During 2014 alone some 4,100 full-time, permanent employees left the IRS. While all the laptops from TIGTA’s random case sample from that year had been returned by the exiting employees, the IRS recordkeeping process accounting for the returned equipment and noting its condition was not always followed.
“TIGTA found substantial recordkeeping problems and estimates that IRS separation records concerning the recovery of laptop computers were inaccurate for more than 21 percent of the employee separations in 2014,” the audit reports.
The IRS procedure on employees leaving agency service calls for the departing workers’ managers to fill out an electronic separation record, documenting if laptop computers are received from the outgoing employee. Meanwhile, Information Technology officials have to verify the return of the laptops on a separate inventory system.

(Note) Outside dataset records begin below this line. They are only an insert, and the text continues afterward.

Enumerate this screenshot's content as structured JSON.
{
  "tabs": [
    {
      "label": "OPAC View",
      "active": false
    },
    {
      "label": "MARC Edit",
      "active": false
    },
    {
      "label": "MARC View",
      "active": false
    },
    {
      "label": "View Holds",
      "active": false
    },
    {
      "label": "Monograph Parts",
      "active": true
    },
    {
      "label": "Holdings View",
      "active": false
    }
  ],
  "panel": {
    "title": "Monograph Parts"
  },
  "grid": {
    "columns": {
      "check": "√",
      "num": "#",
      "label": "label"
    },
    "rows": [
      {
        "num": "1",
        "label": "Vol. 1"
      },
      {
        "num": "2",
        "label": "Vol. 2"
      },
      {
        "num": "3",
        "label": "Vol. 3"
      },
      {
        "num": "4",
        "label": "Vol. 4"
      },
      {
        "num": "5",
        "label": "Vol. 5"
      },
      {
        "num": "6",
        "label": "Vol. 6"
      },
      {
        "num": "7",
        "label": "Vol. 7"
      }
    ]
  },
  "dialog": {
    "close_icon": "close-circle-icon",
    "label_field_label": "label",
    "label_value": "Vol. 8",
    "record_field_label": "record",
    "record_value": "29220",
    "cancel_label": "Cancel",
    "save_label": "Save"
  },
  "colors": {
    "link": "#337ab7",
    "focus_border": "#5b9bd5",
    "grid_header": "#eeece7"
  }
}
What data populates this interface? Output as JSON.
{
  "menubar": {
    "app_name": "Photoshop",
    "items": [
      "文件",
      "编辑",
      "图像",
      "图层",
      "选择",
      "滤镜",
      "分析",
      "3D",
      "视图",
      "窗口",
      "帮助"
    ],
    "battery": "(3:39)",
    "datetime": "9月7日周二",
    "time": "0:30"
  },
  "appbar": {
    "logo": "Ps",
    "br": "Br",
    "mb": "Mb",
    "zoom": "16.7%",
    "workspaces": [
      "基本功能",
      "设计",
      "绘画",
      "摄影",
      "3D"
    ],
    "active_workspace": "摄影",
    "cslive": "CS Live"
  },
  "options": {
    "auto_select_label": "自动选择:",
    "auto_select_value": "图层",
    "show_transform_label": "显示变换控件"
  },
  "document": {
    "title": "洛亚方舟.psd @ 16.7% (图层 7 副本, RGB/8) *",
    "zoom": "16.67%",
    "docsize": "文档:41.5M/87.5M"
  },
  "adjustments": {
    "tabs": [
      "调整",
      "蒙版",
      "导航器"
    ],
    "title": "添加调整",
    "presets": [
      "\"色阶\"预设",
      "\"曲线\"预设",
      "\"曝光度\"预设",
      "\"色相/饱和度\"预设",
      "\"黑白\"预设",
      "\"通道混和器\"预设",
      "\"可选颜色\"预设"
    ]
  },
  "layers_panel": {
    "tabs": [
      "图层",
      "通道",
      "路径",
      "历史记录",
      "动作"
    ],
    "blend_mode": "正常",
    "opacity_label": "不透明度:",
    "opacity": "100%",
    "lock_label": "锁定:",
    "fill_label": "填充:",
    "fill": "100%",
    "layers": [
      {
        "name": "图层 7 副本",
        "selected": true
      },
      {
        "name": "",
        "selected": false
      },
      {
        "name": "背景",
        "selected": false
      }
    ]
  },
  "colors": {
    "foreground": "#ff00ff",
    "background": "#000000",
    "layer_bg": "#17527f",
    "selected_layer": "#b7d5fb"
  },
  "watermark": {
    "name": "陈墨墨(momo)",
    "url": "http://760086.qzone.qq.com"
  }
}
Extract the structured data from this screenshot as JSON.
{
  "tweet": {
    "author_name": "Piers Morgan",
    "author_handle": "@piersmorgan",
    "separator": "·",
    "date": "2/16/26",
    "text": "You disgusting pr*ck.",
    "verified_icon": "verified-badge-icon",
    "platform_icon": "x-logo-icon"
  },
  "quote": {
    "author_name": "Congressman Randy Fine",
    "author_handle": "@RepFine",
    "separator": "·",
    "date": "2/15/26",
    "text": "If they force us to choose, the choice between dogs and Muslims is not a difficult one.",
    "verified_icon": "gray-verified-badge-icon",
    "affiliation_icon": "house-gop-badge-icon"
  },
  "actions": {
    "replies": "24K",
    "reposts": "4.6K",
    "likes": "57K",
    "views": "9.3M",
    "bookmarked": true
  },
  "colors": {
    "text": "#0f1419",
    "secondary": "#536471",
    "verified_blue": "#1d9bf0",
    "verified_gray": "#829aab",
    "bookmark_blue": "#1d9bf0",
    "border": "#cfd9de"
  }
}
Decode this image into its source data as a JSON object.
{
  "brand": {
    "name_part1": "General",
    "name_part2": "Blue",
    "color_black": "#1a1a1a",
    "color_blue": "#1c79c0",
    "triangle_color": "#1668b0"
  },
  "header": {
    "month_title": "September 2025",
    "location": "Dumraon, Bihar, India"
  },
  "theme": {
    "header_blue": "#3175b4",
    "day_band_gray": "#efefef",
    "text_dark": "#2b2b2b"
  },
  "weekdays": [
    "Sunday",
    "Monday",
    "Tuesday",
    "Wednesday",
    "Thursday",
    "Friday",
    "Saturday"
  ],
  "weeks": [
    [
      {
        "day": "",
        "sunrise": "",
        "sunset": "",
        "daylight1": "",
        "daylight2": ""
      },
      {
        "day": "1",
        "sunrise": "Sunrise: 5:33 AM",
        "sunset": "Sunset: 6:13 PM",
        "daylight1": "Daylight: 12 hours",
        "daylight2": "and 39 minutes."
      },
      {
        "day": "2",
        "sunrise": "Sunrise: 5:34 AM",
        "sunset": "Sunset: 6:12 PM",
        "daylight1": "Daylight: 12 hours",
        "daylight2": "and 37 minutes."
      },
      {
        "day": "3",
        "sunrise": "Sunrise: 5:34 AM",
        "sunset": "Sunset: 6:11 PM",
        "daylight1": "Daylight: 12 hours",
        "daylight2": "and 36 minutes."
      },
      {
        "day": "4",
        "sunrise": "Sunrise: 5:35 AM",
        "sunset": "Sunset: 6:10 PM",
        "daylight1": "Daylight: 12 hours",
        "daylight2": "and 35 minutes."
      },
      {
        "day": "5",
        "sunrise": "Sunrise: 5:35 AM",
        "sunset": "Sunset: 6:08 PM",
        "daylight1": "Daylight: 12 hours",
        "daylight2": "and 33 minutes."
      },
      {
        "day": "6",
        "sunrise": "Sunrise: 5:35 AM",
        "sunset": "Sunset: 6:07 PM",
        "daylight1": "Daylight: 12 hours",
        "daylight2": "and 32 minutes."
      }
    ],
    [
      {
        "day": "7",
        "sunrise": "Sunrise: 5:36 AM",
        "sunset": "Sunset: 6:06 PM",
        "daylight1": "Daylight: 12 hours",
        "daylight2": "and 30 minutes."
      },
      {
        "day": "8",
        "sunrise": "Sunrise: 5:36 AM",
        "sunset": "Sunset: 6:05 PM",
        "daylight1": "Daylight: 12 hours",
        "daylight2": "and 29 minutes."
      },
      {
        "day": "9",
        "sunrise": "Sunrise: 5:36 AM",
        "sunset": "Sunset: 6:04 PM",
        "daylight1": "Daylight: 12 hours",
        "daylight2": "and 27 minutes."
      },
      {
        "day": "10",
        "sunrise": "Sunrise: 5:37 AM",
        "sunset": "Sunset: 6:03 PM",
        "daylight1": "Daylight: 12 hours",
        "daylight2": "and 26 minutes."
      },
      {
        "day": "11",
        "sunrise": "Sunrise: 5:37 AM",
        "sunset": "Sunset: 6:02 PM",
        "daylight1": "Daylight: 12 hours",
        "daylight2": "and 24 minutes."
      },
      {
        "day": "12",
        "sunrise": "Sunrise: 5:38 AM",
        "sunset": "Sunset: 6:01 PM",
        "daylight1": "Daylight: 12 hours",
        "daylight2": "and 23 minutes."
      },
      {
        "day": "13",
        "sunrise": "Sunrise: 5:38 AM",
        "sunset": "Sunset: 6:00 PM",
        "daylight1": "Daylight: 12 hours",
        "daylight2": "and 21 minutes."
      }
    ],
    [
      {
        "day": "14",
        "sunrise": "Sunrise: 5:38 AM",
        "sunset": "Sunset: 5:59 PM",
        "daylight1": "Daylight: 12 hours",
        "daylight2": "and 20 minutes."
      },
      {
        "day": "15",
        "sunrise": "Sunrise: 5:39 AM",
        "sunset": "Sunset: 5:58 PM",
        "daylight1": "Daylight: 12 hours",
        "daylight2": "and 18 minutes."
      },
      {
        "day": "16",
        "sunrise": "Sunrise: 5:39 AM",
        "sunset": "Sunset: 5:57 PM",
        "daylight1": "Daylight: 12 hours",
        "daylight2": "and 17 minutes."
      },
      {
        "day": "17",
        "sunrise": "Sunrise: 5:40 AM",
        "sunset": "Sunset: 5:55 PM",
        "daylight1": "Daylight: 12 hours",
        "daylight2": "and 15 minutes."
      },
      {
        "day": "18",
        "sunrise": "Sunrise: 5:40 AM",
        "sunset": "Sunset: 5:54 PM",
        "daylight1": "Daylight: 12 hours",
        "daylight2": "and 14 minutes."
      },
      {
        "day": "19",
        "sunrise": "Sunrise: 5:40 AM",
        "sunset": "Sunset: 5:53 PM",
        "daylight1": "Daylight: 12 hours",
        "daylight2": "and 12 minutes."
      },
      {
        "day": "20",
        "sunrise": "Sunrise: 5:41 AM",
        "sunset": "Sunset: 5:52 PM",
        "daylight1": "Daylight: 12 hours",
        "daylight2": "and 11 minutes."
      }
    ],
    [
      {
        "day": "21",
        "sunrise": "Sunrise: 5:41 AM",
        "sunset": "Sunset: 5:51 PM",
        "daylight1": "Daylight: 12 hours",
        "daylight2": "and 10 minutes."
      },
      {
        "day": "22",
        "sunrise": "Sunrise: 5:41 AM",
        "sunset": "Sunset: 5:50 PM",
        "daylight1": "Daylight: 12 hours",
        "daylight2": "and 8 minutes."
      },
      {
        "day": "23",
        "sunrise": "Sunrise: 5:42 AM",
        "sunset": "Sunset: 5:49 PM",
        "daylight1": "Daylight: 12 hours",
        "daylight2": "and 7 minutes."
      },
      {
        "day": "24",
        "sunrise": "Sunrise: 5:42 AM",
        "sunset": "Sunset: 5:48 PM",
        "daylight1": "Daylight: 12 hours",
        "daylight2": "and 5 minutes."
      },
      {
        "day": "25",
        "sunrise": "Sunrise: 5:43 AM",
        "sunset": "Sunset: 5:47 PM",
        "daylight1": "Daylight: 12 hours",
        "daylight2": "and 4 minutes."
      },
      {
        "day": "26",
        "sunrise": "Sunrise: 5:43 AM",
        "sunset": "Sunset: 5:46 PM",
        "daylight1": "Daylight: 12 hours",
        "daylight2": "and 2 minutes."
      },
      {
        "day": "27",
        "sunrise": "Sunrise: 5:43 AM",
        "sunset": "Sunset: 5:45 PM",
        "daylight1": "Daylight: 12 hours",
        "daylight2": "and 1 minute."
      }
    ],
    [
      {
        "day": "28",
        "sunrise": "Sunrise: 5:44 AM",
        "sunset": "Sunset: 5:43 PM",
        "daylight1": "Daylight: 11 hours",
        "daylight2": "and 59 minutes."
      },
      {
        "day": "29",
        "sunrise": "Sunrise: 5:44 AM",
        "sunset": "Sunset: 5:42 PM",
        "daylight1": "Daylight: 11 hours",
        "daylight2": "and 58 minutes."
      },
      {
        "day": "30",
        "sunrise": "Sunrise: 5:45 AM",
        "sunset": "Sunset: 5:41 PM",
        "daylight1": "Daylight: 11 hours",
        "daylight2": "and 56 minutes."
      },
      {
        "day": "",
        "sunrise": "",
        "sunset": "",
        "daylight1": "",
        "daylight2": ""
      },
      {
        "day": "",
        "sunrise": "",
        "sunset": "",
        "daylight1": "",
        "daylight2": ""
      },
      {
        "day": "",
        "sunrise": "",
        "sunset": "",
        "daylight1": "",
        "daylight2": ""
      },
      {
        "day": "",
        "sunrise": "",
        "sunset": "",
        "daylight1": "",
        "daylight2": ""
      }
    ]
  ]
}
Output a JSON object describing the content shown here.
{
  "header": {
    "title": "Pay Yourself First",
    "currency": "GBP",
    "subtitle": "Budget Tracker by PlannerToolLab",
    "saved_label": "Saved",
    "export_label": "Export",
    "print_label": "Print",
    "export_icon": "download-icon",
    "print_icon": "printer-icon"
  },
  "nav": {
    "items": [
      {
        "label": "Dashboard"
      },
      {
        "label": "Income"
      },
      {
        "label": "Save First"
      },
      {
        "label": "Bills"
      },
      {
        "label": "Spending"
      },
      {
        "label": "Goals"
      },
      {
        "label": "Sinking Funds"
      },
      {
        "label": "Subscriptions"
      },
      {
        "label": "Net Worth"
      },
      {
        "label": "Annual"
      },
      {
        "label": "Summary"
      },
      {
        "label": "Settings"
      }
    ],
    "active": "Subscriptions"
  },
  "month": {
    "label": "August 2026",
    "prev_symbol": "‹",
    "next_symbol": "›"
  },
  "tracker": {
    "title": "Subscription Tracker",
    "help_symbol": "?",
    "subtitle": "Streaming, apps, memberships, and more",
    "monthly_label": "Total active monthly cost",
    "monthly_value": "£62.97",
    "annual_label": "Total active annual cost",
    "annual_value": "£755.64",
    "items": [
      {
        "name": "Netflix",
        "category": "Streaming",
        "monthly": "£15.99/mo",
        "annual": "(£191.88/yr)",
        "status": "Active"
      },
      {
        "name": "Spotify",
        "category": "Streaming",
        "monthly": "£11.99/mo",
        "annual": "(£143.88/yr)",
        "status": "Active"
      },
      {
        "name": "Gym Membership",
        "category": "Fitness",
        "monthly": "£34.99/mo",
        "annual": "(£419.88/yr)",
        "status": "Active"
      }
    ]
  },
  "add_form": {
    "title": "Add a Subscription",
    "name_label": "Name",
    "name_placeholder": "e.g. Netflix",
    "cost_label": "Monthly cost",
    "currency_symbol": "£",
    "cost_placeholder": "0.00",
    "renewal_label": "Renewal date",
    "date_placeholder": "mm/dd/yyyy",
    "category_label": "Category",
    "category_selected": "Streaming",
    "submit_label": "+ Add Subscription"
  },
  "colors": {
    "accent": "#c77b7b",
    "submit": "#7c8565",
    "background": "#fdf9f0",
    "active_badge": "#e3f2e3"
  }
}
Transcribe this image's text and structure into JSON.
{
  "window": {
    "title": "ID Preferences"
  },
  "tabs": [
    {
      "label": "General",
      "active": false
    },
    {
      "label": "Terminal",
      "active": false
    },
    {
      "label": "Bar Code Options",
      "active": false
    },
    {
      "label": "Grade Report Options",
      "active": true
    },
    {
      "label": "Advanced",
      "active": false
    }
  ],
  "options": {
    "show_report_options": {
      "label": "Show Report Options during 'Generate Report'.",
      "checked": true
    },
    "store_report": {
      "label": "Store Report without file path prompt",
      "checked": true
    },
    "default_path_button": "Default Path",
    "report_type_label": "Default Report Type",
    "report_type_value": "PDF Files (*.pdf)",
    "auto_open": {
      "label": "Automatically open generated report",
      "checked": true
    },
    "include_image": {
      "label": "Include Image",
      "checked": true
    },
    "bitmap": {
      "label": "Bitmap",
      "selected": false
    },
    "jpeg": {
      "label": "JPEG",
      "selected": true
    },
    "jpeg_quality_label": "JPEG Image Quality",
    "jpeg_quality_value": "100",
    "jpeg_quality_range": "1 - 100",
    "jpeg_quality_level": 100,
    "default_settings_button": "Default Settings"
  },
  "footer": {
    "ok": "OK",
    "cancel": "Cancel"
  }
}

The audit, however, found that reconciling separation records with the IT inventory was a lengthy process that challenged TIGTA and the IRS alike.
For example, separation records showed that 18 departing employees had returned their laptop computers – but the IT inventory said those employees were never issued laptops in the first place. On the other hand, another six former employees were shown not to have been issued laptops by the separation records, yet the IT inventory reflected that all six employees had indeed been issued laptops and returned them when they left service. In addition, one laptop had been returned to the IRS, but wasn’t entered into the computer inventory until TIGTA brought it to the IRS’ attention.
The audit recommends the IRS update its guidance to managers when employees leave IRS service and provide extra training to managers. It also calls on the IRS Information Technology department to develop better procedures to reconcile and resolve the discrepancies found in the audit.
The IRS agreed fully with TIGTA’s recommendations and agency management says it has already updated guidance for the return of computers from separating employees, with more training and guidance on the way. The IRS also plans to develop standard operating procedures that can eliminate the kind of recordkeeping discrepancies as found by the audit.